We are all made with the ability to decide. God has placed within us reasoning powers. Those reasoning powers cover the whole of life, every area, and make us continually responsible. Some have developed this ability to a high degree. In the legal profession they are appointed judges, to interpret the laws of our communities and to hand down decisions. Though not as highly developed, everyone of us has this ability because we are human. Because of this we must be sure we use our powers properly and impartially.
Most of us judge our neighbors much more harshly than we judge ourselves. It may be because we do not have all the evidences. So our judgment is unfair of them and most likely unfair of us when we judge ourselves.
During the life of Jesus people came to Him with many of their problems. They wanted help. On a number of occasions certain persons planned to create a situation which left Him no real choice, no way to decide without violating God’s holy law. Such an occasion is reported in John 8:1-11.
1 Jesus went unto the mount of Olives.
2 And early in the morning he came again into the temple, and all the people came unto him; and he sat down, and taught them.
3 And the scribes and Pharisees brought unto him a woman taken in adultery; and when they had set her in the midst,
4 They say unto him, Master, this woman was taken in adultery, in the very act.
5 Now Moses in the law commanded us, that such should be stoned: but what sayest thou?
6 This they said, tempting him, that they might have to accuse him. But Jesus stooped down, and with his finger wrote on the ground, as though he heard them not.
7 So when they continued asking him, he lifted up himself, and said unto them, He that is without sin among you, let him first cast a stone at her.
8 And again he stooped down, and wrote on the ground.
9 And they which heard it, being convicted by their own conscience, went out one by one, beginning at the eldest, even unto the last: and Jesus was left alone, and the woman standing in the midst.
10 When Jesus had lifted up himself, and saw none but the woman, he said unto her, Woman, where are those thine accusers? hath no man condemned thee?
11 She said, No man, Lord. And Jesus said unto her, Neither do I condemn thee: go, and sin no more.
In this experience we should see the several CONCLUSIONS that are necessary to help us be more careful how we judge.

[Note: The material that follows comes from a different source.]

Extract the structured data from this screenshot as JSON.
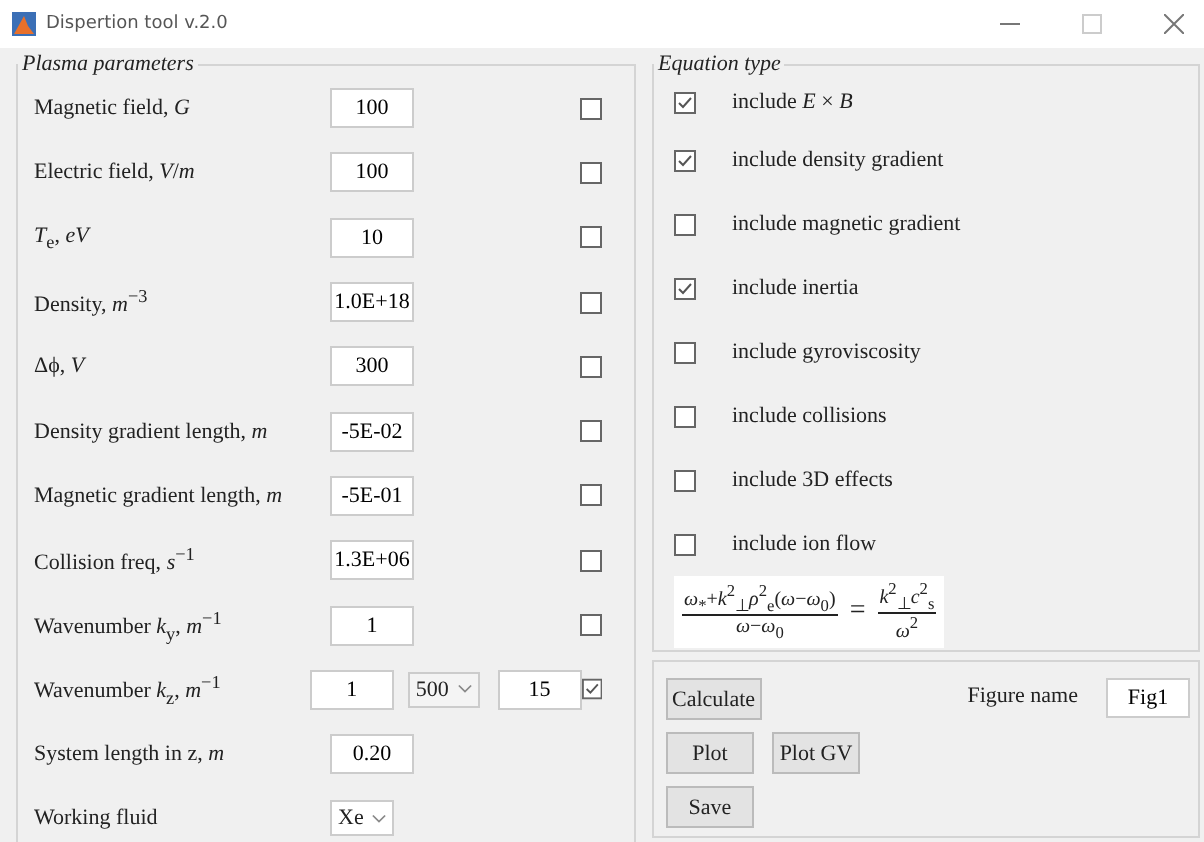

For example, the first Conclusion:
Guilty in Act.
The evidence was proof. They brought her. They said she was taken in the very act. So they set her in the midst as a victim. They awaited the verdict. They went to the law of Moses, a very good and legitimate law. They said Moses said in the law to stone her, that such a one should be stoned.

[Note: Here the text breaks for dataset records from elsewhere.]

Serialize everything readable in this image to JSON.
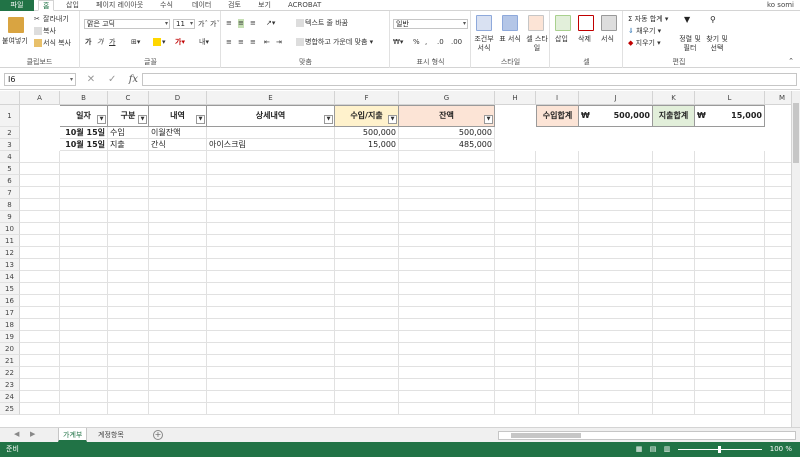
{
  "ribbon_tabs": [
    "파일",
    "홈",
    "삽입",
    "페이지 레이아웃",
    "수식",
    "데이터",
    "검토",
    "보기",
    "ACROBAT"
  ],
  "user_name": "ko somi",
  "clipboard": {
    "paste": "붙여넣기",
    "cut": "잘라내기",
    "copy": "복사",
    "format_painter": "서식 복사",
    "label": "클립보드"
  },
  "font": {
    "name": "맑은 고딕",
    "size": "11",
    "label": "글꼴",
    "bold": "가",
    "italic": "가",
    "underline": "가"
  },
  "alignment": {
    "wrap": "텍스트 줄 바꿈",
    "merge": "병합하고 가운데 맞춤",
    "label": "맞춤"
  },
  "number": {
    "format": "일반",
    "percent": "%",
    "comma": ",",
    "label": "표시 형식"
  },
  "styles": {
    "conditional": "조건부 서식",
    "table": "표 서식",
    "cell": "셀 스타일",
    "label": "스타일"
  },
  "cells": {
    "insert": "삽입",
    "delete": "삭제",
    "format": "서식",
    "label": "셀"
  },
  "editing": {
    "autosum": "자동 합계",
    "fill": "채우기",
    "clear": "지우기",
    "sort": "정렬 및 필터",
    "find": "찾기 및 선택",
    "label": "편집"
  },
  "name_box": "I6",
  "formula_icons": {
    "cancel": "✕",
    "enter": "✓",
    "fx": "fx"
  },
  "columns": [
    "A",
    "B",
    "C",
    "D",
    "E",
    "F",
    "G",
    "H",
    "I",
    "J",
    "K",
    "L",
    "M"
  ],
  "rows": [
    "1",
    "2",
    "3",
    "4",
    "5",
    "6",
    "7",
    "8",
    "9",
    "10",
    "11",
    "12",
    "13",
    "14",
    "15",
    "16",
    "17",
    "18",
    "19",
    "20",
    "21",
    "22",
    "23",
    "24",
    "25"
  ],
  "table": {
    "headers": [
      "일자",
      "구분",
      "내역",
      "상세내역",
      "수입/지출",
      "잔액"
    ],
    "rows": [
      [
        "10월 15일",
        "수입",
        "이월잔액",
        "",
        "500,000",
        "500,000"
      ],
      [
        "10월 15일",
        "지출",
        "간식",
        "아이스크림",
        "15,000",
        "485,000"
      ]
    ]
  },
  "summary": {
    "income_label": "수입합계",
    "income_currency": "₩",
    "income_value": "500,000",
    "expense_label": "지출합계",
    "expense_currency": "₩",
    "expense_value": "15,000"
  },
  "colors": {
    "excel_green": "#217346",
    "income_header": "#fff2cc",
    "balance_header": "#fce4d6",
    "expense_header": "#e2efda",
    "income_sum": "#fce4d6"
  },
  "sheets": [
    "가계부",
    "계정항목"
  ],
  "status": {
    "ready": "준비",
    "zoom": "100 %"
  }
}
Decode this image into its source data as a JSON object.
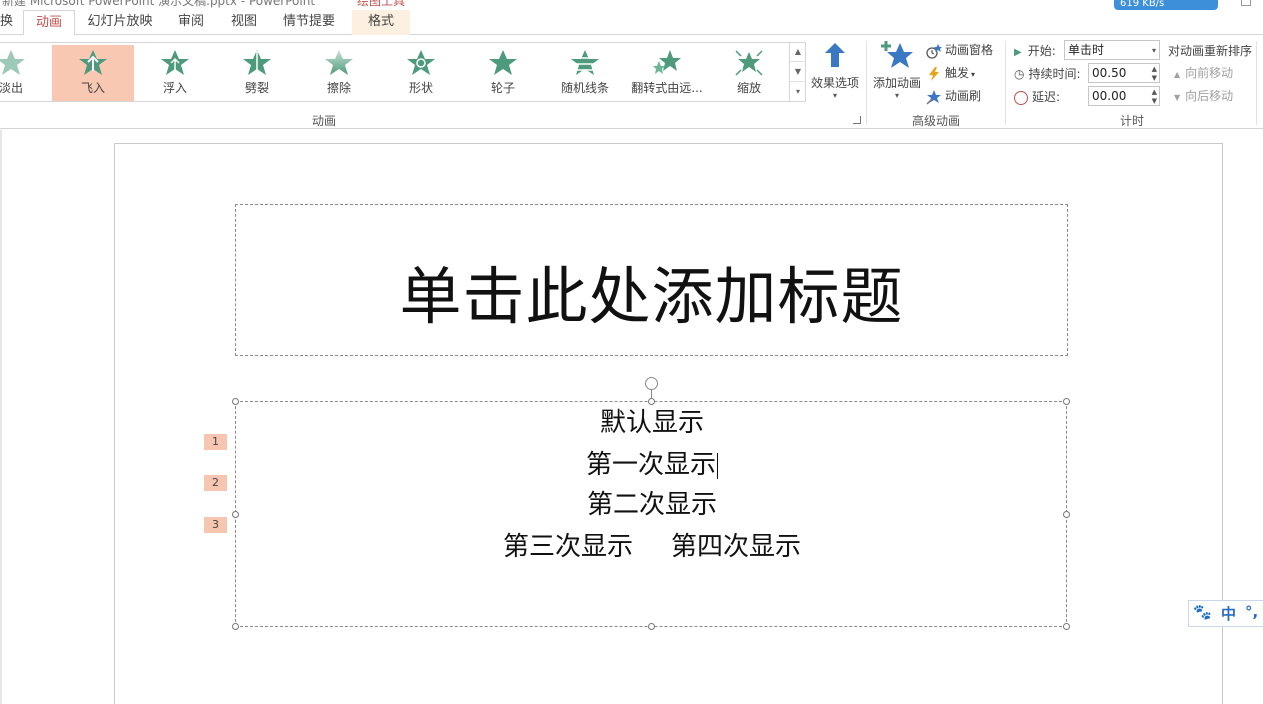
{
  "window": {
    "doc_title": "新建 Microsoft PowerPoint 演示文稿.pptx - PowerPoint",
    "context_group": "绘图工具",
    "speed": "619 KB/s"
  },
  "tabs": [
    {
      "label": "切换",
      "state": "normal"
    },
    {
      "label": "动画",
      "state": "active"
    },
    {
      "label": "幻灯片放映",
      "state": "normal"
    },
    {
      "label": "审阅",
      "state": "normal"
    },
    {
      "label": "视图",
      "state": "normal"
    },
    {
      "label": "情节提要",
      "state": "normal"
    },
    {
      "label": "格式",
      "state": "context"
    }
  ],
  "animations": {
    "group_label": "动画",
    "items": [
      {
        "label": "淡出",
        "icon": "fade-icon"
      },
      {
        "label": "飞入",
        "icon": "fly-in-icon",
        "selected": true
      },
      {
        "label": "浮入",
        "icon": "float-in-icon"
      },
      {
        "label": "劈裂",
        "icon": "split-icon"
      },
      {
        "label": "擦除",
        "icon": "wipe-icon"
      },
      {
        "label": "形状",
        "icon": "shape-icon"
      },
      {
        "label": "轮子",
        "icon": "wheel-icon"
      },
      {
        "label": "随机线条",
        "icon": "random-bars-icon"
      },
      {
        "label": "翻转式由远...",
        "icon": "grow-turn-icon"
      },
      {
        "label": "缩放",
        "icon": "zoom-icon"
      }
    ],
    "effect_options": "效果选项"
  },
  "advanced": {
    "group_label": "高级动画",
    "add_animation": "添加动画",
    "animation_pane": "动画窗格",
    "trigger": "触发",
    "animation_painter": "动画刷"
  },
  "timing": {
    "group_label": "计时",
    "start_label": "开始:",
    "start_value": "单击时",
    "duration_label": "持续时间:",
    "duration_value": "00.50",
    "delay_label": "延迟:",
    "delay_value": "00.00",
    "reorder_label": "对动画重新排序",
    "move_earlier": "向前移动",
    "move_later": "向后移动"
  },
  "slide": {
    "title_placeholder": "单击此处添加标题",
    "body_lines": [
      "默认显示",
      "第一次显示",
      "第二次显示",
      "第三次显示",
      "第四次显示"
    ],
    "animation_tags": [
      "1",
      "2",
      "3"
    ]
  },
  "ime": {
    "mode": "中",
    "punct": "°,"
  },
  "colors": {
    "accent": "#c0504d",
    "selection": "#f8c8b2",
    "star": "#4e9a7c"
  }
}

What’s your verdict? What do you say? Here is one guilty, taken in the very act; how shall we judge her? How do you judge her? They were very quick to condemn. Had they not delayed bringing her to Jesus to tempt Him to find out what He would say, they would have stoned her on the very spot.
The second Conclusion guilty in the act. But there is also:
Guilty in Heart.
They put Jesus on trial, so they did. Instead of answering them immediately He began to write on the ground. We do not know what He wrote, but they kept pressing Him. They kept asking for a verdict. They kept wondering how and what He was going to say. So He raised Himself up and said, “The one who is without sin, let him cast the first stone at her.” Then He went on writing.

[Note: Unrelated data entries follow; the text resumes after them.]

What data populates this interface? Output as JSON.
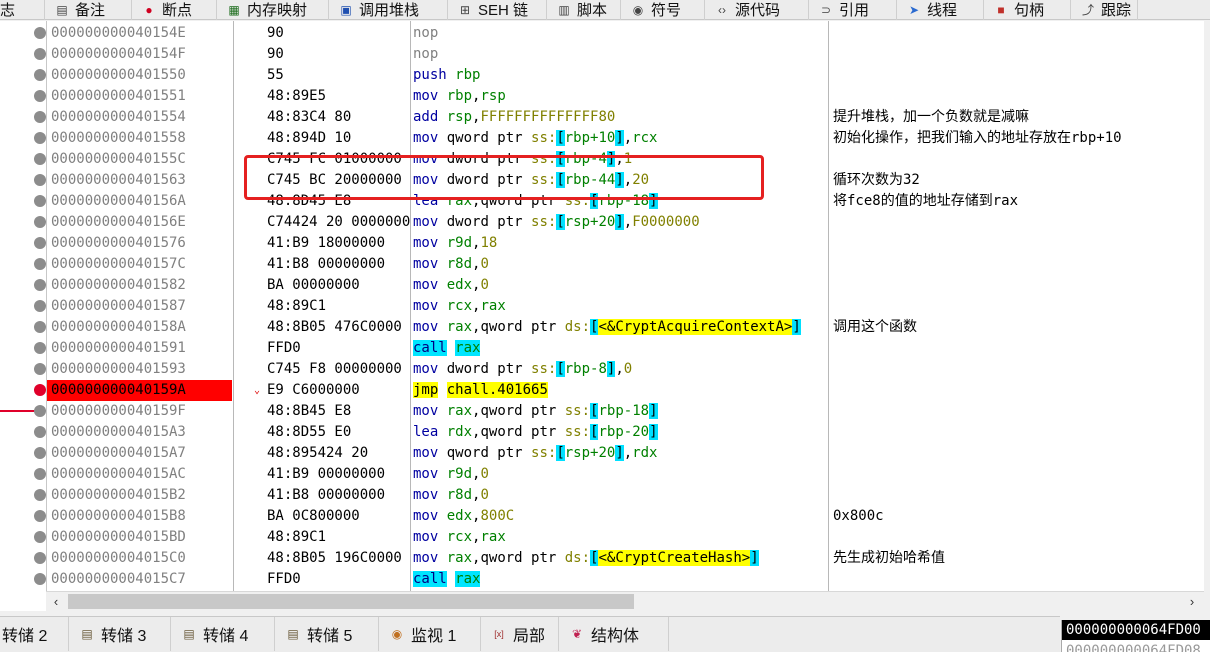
{
  "top_tabs": [
    {
      "label": "志",
      "icon": "log-icon"
    },
    {
      "label": "备注",
      "icon": "notes-icon"
    },
    {
      "label": "断点",
      "icon": "breakpoint-icon"
    },
    {
      "label": "内存映射",
      "icon": "memory-map-icon"
    },
    {
      "label": "调用堆栈",
      "icon": "call-stack-icon"
    },
    {
      "label": "SEH 链",
      "icon": "seh-chain-icon"
    },
    {
      "label": "脚本",
      "icon": "script-icon"
    },
    {
      "label": "符号",
      "icon": "symbols-icon"
    },
    {
      "label": "源代码",
      "icon": "source-code-icon"
    },
    {
      "label": "引用",
      "icon": "references-icon"
    },
    {
      "label": "线程",
      "icon": "threads-icon"
    },
    {
      "label": "句柄",
      "icon": "handles-icon"
    },
    {
      "label": "跟踪",
      "icon": "trace-icon"
    }
  ],
  "disasm": {
    "rows": [
      {
        "addr": "000000000040154E",
        "bytes": "90",
        "instr": "nop",
        "comment": ""
      },
      {
        "addr": "000000000040154F",
        "bytes": "90",
        "instr": "nop",
        "comment": ""
      },
      {
        "addr": "0000000000401550",
        "bytes": "55",
        "instr": "push rbp",
        "comment": ""
      },
      {
        "addr": "0000000000401551",
        "bytes": "48:89E5",
        "instr": "mov rbp,rsp",
        "comment": ""
      },
      {
        "addr": "0000000000401554",
        "bytes": "48:83C4 80",
        "instr": "add rsp,FFFFFFFFFFFFFF80",
        "comment": "提升堆栈，加一个负数就是减嘛"
      },
      {
        "addr": "0000000000401558",
        "bytes": "48:894D 10",
        "instr": "mov qword ptr ss:[rbp+10],rcx",
        "comment": "初始化操作，把我们输入的地址存放在rbp+10"
      },
      {
        "addr": "000000000040155C",
        "bytes": "C745 FC 01000000",
        "instr": "mov dword ptr ss:[rbp-4],1",
        "comment": ""
      },
      {
        "addr": "0000000000401563",
        "bytes": "C745 BC 20000000",
        "instr": "mov dword ptr ss:[rbp-44],20",
        "comment": "循环次数为32"
      },
      {
        "addr": "000000000040156A",
        "bytes": "48:8D45 E8",
        "instr": "lea rax,qword ptr ss:[rbp-18]",
        "comment": "将fce8的值的地址存储到rax"
      },
      {
        "addr": "000000000040156E",
        "bytes": "C74424 20 00000000",
        "instr": "mov dword ptr ss:[rsp+20],F0000000",
        "comment": ""
      },
      {
        "addr": "0000000000401576",
        "bytes": "41:B9 18000000",
        "instr": "mov r9d,18",
        "comment": ""
      },
      {
        "addr": "000000000040157C",
        "bytes": "41:B8 00000000",
        "instr": "mov r8d,0",
        "comment": ""
      },
      {
        "addr": "0000000000401582",
        "bytes": "BA 00000000",
        "instr": "mov edx,0",
        "comment": ""
      },
      {
        "addr": "0000000000401587",
        "bytes": "48:89C1",
        "instr": "mov rcx,rax",
        "comment": ""
      },
      {
        "addr": "000000000040158A",
        "bytes": "48:8B05 476C0000",
        "instr": "mov rax,qword ptr ds:[<&CryptAcquireContextA>]",
        "comment": "调用这个函数"
      },
      {
        "addr": "0000000000401591",
        "bytes": "FFD0",
        "instr": "call rax",
        "comment": ""
      },
      {
        "addr": "0000000000401593",
        "bytes": "C745 F8 00000000",
        "instr": "mov dword ptr ss:[rbp-8],0",
        "comment": ""
      },
      {
        "addr": "000000000040159A",
        "bytes": "E9 C6000000",
        "instr": "jmp chall.401665",
        "comment": ""
      },
      {
        "addr": "000000000040159F",
        "bytes": "48:8B45 E8",
        "instr": "mov rax,qword ptr ss:[rbp-18]",
        "comment": ""
      },
      {
        "addr": "00000000004015A3",
        "bytes": "48:8D55 E0",
        "instr": "lea rdx,qword ptr ss:[rbp-20]",
        "comment": ""
      },
      {
        "addr": "00000000004015A7",
        "bytes": "48:895424 20",
        "instr": "mov qword ptr ss:[rsp+20],rdx",
        "comment": ""
      },
      {
        "addr": "00000000004015AC",
        "bytes": "41:B9 00000000",
        "instr": "mov r9d,0",
        "comment": ""
      },
      {
        "addr": "00000000004015B2",
        "bytes": "41:B8 00000000",
        "instr": "mov r8d,0",
        "comment": ""
      },
      {
        "addr": "00000000004015B8",
        "bytes": "BA 0C800000",
        "instr": "mov edx,800C",
        "comment": "0x800c"
      },
      {
        "addr": "00000000004015BD",
        "bytes": "48:89C1",
        "instr": "mov rcx,rax",
        "comment": ""
      },
      {
        "addr": "00000000004015C0",
        "bytes": "48:8B05 196C0000",
        "instr": "mov rax,qword ptr ds:[<&CryptCreateHash>]",
        "comment": "先生成初始哈希值"
      },
      {
        "addr": "00000000004015C7",
        "bytes": "FFD0",
        "instr": "call rax",
        "comment": ""
      }
    ],
    "selected_addr": "000000000040159A"
  },
  "bottom_tabs": [
    {
      "label": "转储 2",
      "icon": "dump-icon"
    },
    {
      "label": "转储 3",
      "icon": "dump-icon"
    },
    {
      "label": "转储 4",
      "icon": "dump-icon"
    },
    {
      "label": "转储 5",
      "icon": "dump-icon"
    },
    {
      "label": "监视 1",
      "icon": "watch-icon"
    },
    {
      "label": "局部",
      "icon": "locals-icon"
    },
    {
      "label": "结构体",
      "icon": "struct-icon"
    }
  ],
  "stack_address": {
    "current": "000000000064FD00",
    "next": "000000000064FD08"
  },
  "colors": {
    "selected_row": "#ff0000",
    "annotation_box": "#e52020",
    "memory_operand_bg": "#00e0ff",
    "jump_highlight": "#ffff00"
  }
}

Now did you notice in the text that they were convicted in their hearts and began to leave, from the oldest to the last? Guilty in heart they were. Surely they found her guilty in act but they were guilty in heart. So they left. It is very important, my friend, in your process of judgment that you search out your inner spirit before you begin to condemn. Yes, it is easy to be very harsh until the case is turned to you, yourself.
After they were all gone, except Jesus and the woman, He looked around at her and said, “Where are your accusers?”
This brings me to the third Conclusion:
Guilty but Pardoned.
There was Jesus and the woman. She was still waiting for the verdict. When He asked her, “Has nobody condemned you?” she said, “No, no one.” Listen to what He said to her. Jesus spoke to her like this: “Neither do I condemn thee. Go and sin no more.” He acknowledged her guilt. Yes, He did. But He said, “I’m not going to condemn you.” The One who could have by His verdict thrown the first stone, the sinless One, said, “No, I don’t condemn you.” Evidently this poor woman was repentant so He said, “Go and sin no more.” Imagine how she must have felt, deep in her soul, that she was not condemned to death for Jesus had pardoned her. Ah, but He said, “Sin no more.”
When you judge, be sure you take into account these conclusions: the guilty in act and who has not sinned; the guilty in heart and who must not confess that; guilty but pardoned, who does not want to hear Jesus’ words, “Neither do I condemn Thee. Go and sin no more.”
If God were to deal with us as we deal with one another there would be no hope at all. But once pardoned, the word of Jesus should restrain us to go and sin no more.